The bright light of Louis' genius lit up the far corners of America's musical landscape in the 1930s, when Jim Cullum's father, Jim Sr., was growing up in Dallas. Jim says, “Louis had a deep impact upon my father one summer day in 1931. As a budding 16-year-old clarinetist, he was taken by the hand by several older musicians to listen to a wind-up Victrola pump out Armstrong's “When You're Smiling." It was a moment of epiphany. Life was never the same and Dad set out obsessed to acquire every Armstrong recording. As things went along, Dad was driven to become a professional clarinetist/saxophonist.
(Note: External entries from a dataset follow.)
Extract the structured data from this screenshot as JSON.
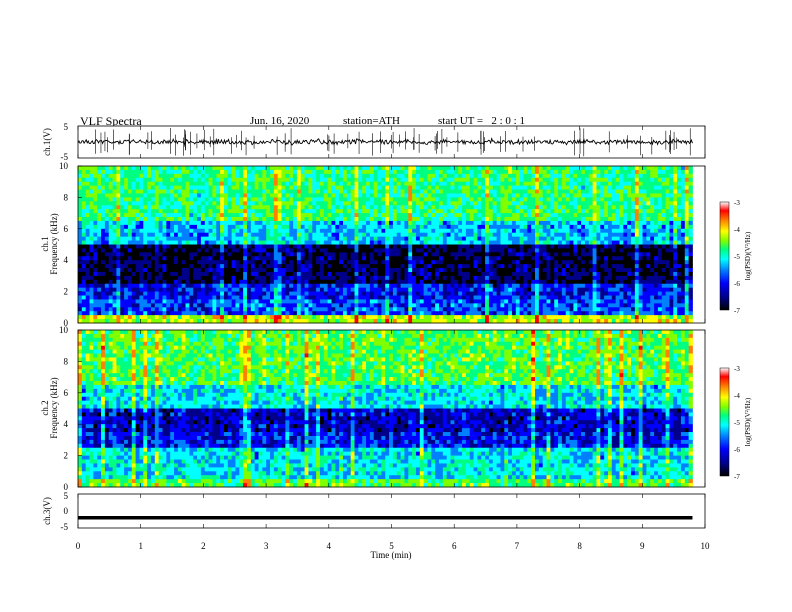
{
  "header": {
    "title": "VLF Spectra",
    "date": "Jun. 16, 2020",
    "station": "station=ATH",
    "start": "start UT =   2 : 0 : 1"
  },
  "colors": {
    "spectrogram_scale": [
      "#000000",
      "#00008b",
      "#0000ff",
      "#0080ff",
      "#00ffff",
      "#00ff80",
      "#80ff00",
      "#ffff00",
      "#ff8000",
      "#ff0000",
      "#ffffff"
    ]
  },
  "chart_data": [
    {
      "type": "line",
      "name": "ch1-waveform",
      "ylabel": "ch.1(V)",
      "ylim": [
        -5,
        5
      ],
      "y_ticks": [
        "5",
        "-5"
      ],
      "description_values": {
        "x_range_min": [
          0,
          9.8
        ],
        "baseline_V": 0.0,
        "spike_max_V": 4.5,
        "spike_min_V": -4.5
      }
    },
    {
      "type": "heatmap",
      "name": "ch1-spectrogram",
      "panel_label": "ch.1",
      "ylabel": "Frequency (kHz)",
      "ylim": [
        0,
        10
      ],
      "y_ticks": [
        "0",
        "2",
        "4",
        "6",
        "8",
        "10"
      ],
      "x_range_min": [
        0,
        9.8
      ],
      "colorbar": {
        "label": "log(PSD)(V²/Hz)",
        "range": [
          -7,
          -3
        ],
        "ticks": [
          "-3",
          "-4",
          "-5",
          "-6",
          "-7"
        ]
      },
      "band_levels": [
        {
          "f_from": 0.0,
          "f_to": 0.5,
          "level": -4.2
        },
        {
          "f_from": 0.5,
          "f_to": 1.5,
          "level": -5.8
        },
        {
          "f_from": 1.5,
          "f_to": 2.5,
          "level": -6.0
        },
        {
          "f_from": 2.5,
          "f_to": 5.0,
          "level": -6.6
        },
        {
          "f_from": 5.0,
          "f_to": 6.5,
          "level": -5.4
        },
        {
          "f_from": 6.5,
          "f_to": 10.0,
          "level": -4.8
        }
      ]
    },
    {
      "type": "heatmap",
      "name": "ch2-spectrogram",
      "panel_label": "ch.2",
      "ylabel": "Frequency (kHz)",
      "ylim": [
        0,
        10
      ],
      "y_ticks": [
        "0",
        "2",
        "4",
        "6",
        "8",
        "10"
      ],
      "x_range_min": [
        0,
        9.8
      ],
      "colorbar": {
        "label": "log(PSD)(V²/Hz)",
        "range": [
          -7,
          -3
        ],
        "ticks": [
          "-3",
          "-4",
          "-5",
          "-6",
          "-7"
        ]
      },
      "band_levels": [
        {
          "f_from": 0.0,
          "f_to": 0.5,
          "level": -4.6
        },
        {
          "f_from": 0.5,
          "f_to": 2.5,
          "level": -5.2
        },
        {
          "f_from": 2.5,
          "f_to": 3.5,
          "level": -6.0
        },
        {
          "f_from": 3.5,
          "f_to": 5.0,
          "level": -6.2
        },
        {
          "f_from": 5.0,
          "f_to": 6.5,
          "level": -5.2
        },
        {
          "f_from": 6.5,
          "f_to": 10.0,
          "level": -4.6
        }
      ]
    },
    {
      "type": "line",
      "name": "ch3-waveform",
      "ylabel": "ch.3(V)",
      "ylim": [
        -5,
        5
      ],
      "y_ticks": [
        "5",
        "0",
        "-5"
      ],
      "x_range_min": [
        0,
        9.8
      ],
      "description_values": {
        "baseline_V": -2.0
      }
    }
  ],
  "x_axis": {
    "label": "Time (min)",
    "ticks": [
      "0",
      "1",
      "2",
      "3",
      "4",
      "5",
      "6",
      "7",
      "8",
      "9",
      "10"
    ],
    "range": [
      0,
      10
    ]
  }
}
Later, as a member of the Jack Teagarden Orchestra, he, along with Jack, had opportunities to jam with Armstrong in after- hours sessions at a St. Louis “black and tan" club—it was a great thrill for him."

It is the immortal “West End Blues"—as well as a host of other “hidden" Armstrong masterworks—that Jim Cullum chooses to present to Landing audiences every night and on the radio every week. Armstrong thought of himself as an entertainer very much in the mainstream of “show business." He wrote,

“I never tried to prove nothing, just always wanted to give a good show. My life has been my music; it's always come first, but the music ain't worth nothing if you can't lay it on the public. The main thing is to live for that audience, 'cause what you're there for is to please the people."

We're forced to confront Louis' desire to please his audience, not only to explain the sentimental “What a Wonderful World," one of his best known works today—but the high- octane solo trumpet flight of “West End Blues" as well. Each work, though very different and produced over 40 years apart, provides a direct, authentic emotional connection to Louis himself, qualities which suffuse all of Louis Armstrong's recorded work, in whatever medium he appears— 110 years after his birth.

The growing number of jazz fans who never saw Armstrong perform live may encounter him today in one of his several guises—pioneering jazz trumpet player, singer, movie actor, songwriter, author, and pop-culture icon. In each of these, Louis Armstrong's message, the joy and warmth of his rhythm and sound, still go straight to our hearts.